Ne blâme pas Frédéric de ses rares violences dans le pays de sauvages qu’il habite, elles font sa sûreté. Entre le marteau et l’enclume, entre le mépris et le servile respect, il n’y a point de position neutre possible, pour lui dans son île, ni pour moi dans le vieux et ignoble pays où je voyage. Ses coutumes de servilité m’obligent de renchérir de beaucoup sur les exigences de notre frère ; il ne bat point les gens qui ne l’appellent pas seigneurie, altesse, majesté. Or, c’est la règle dans l’Inde que les natifs ne s’adressent que par ces titres (les mêmes qu’ils donnent à leurs rajahs, à leurs nawabs, à l’empereur de Delhi) au plus mince english gentleman. Un homme de mauvaise humeur m’ayant dit vous, au lieu de votre altesse, ce matin même sur la route, j’ai dû lui donner une leçon très sévère de politesse. J’étais pleinement dans mon droit, comme le serait le philantrope parisien de souffleter le rustre qui le tutoierait. Je dois être d’autant plus jaloux de l’étiquette, que la simplicité de mon équipage, la vie dure que je mène, les privations et les fatigues que j’endure comme mes gens, mes vêtemens d’étoffe commune, appropriés à ce genre de vie, tout en moi et autour de moi les invite à s’en départir. Aussi le monseigneur ne me suffit-il pas, il me faut de la majesté, ou pour le moins de l’altesse.

Tu rirais sans doute de sa majesté, si tu pouvais la contempler dans ses habits d’ours blanc, avec ses longues moustaches ; ornement qui impose beaucoup aux gens à peine barbus de l’Himalaya. Heureusement je n’ai pas de miroir pour trancher la question, et je me figure que le reflet roussâtre que j’aperçois sous mon nez, en baissant les yeux, n’est que l’effet d’un faux jour.
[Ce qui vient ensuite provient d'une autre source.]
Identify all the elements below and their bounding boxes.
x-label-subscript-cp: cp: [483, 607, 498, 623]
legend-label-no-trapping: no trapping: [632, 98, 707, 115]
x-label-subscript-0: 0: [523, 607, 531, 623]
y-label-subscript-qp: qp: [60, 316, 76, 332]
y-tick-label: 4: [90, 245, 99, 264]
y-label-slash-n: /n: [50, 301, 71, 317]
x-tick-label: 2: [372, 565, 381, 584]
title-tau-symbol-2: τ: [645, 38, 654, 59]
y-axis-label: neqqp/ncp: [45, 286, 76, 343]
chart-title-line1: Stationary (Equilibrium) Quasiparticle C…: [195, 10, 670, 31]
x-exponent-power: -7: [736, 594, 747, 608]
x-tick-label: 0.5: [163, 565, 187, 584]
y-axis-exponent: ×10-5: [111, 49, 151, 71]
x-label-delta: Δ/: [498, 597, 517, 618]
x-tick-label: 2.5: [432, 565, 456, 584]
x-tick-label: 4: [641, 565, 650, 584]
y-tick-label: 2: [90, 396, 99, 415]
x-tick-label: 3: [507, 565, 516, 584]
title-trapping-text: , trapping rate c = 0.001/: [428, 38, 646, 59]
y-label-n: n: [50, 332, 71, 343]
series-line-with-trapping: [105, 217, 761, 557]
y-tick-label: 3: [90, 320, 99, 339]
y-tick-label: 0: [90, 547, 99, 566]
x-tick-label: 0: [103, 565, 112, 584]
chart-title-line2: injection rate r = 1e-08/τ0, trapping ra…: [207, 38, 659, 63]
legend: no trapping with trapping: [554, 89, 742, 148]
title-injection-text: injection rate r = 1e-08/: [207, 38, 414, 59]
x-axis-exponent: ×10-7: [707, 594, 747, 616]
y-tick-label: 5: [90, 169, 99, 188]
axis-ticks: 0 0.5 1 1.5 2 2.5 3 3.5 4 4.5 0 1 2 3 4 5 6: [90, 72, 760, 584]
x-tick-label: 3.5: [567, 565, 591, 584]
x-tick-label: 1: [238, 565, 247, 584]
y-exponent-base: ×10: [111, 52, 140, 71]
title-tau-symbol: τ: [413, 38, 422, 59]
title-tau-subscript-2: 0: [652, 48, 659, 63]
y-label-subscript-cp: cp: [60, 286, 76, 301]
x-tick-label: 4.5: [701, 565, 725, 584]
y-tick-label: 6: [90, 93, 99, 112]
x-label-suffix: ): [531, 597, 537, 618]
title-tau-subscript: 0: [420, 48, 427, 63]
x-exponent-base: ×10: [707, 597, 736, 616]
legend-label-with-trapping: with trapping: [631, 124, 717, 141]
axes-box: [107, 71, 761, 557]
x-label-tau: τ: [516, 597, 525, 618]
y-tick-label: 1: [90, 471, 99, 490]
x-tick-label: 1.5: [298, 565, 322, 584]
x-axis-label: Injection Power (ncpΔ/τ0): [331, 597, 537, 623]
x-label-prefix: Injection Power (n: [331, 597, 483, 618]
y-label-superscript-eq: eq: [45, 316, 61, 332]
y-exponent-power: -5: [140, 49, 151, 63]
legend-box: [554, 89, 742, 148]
À plus d’un égard fâcheux, mon cher Porphyre, mes petites infortunes suivent à une respectueuse distance tes misères de Moscou. L’horrible malpropreté des montagnards, contre laquelle je ne peux me défendre, est un des maux auxquels je me résigne le plus difficilement. J’espère ne pas m’y habituer.


Victor Jacquemont.
  1. Nous avons annoncé dans notre livraison du 1er mai, la mort de M. Victor Jacquemont, qui a succombé à Bombay, le 22 décembre 1832, à une maladie de foie dont il avait pris le germe dans le Radjputana. Ce jeune voyageur, qui explorait depuis plusieurs années les contrées les plus reculées de l’Inde, laisse, outre ses collections d’histoire naturelle, et d’importans manuscrits qui ne tarderont pas, dit-on, d’arriver en France, un grand nombre de lettres, dans lesquelles il adressait jour par jour à sa famille la relation de son voyage. C’est une de ces lettres (actuellement sous presse chez le libraire Fournier) que nous publions aujourd’hui. Nous donnerons dans nos prochaines livraisons des Lettres familières sur l’Inde d’un autre voyageur, M. Alfred Duvaucel, dont la fin a été plus malheureuse encore que celle de Victor Jacquemont.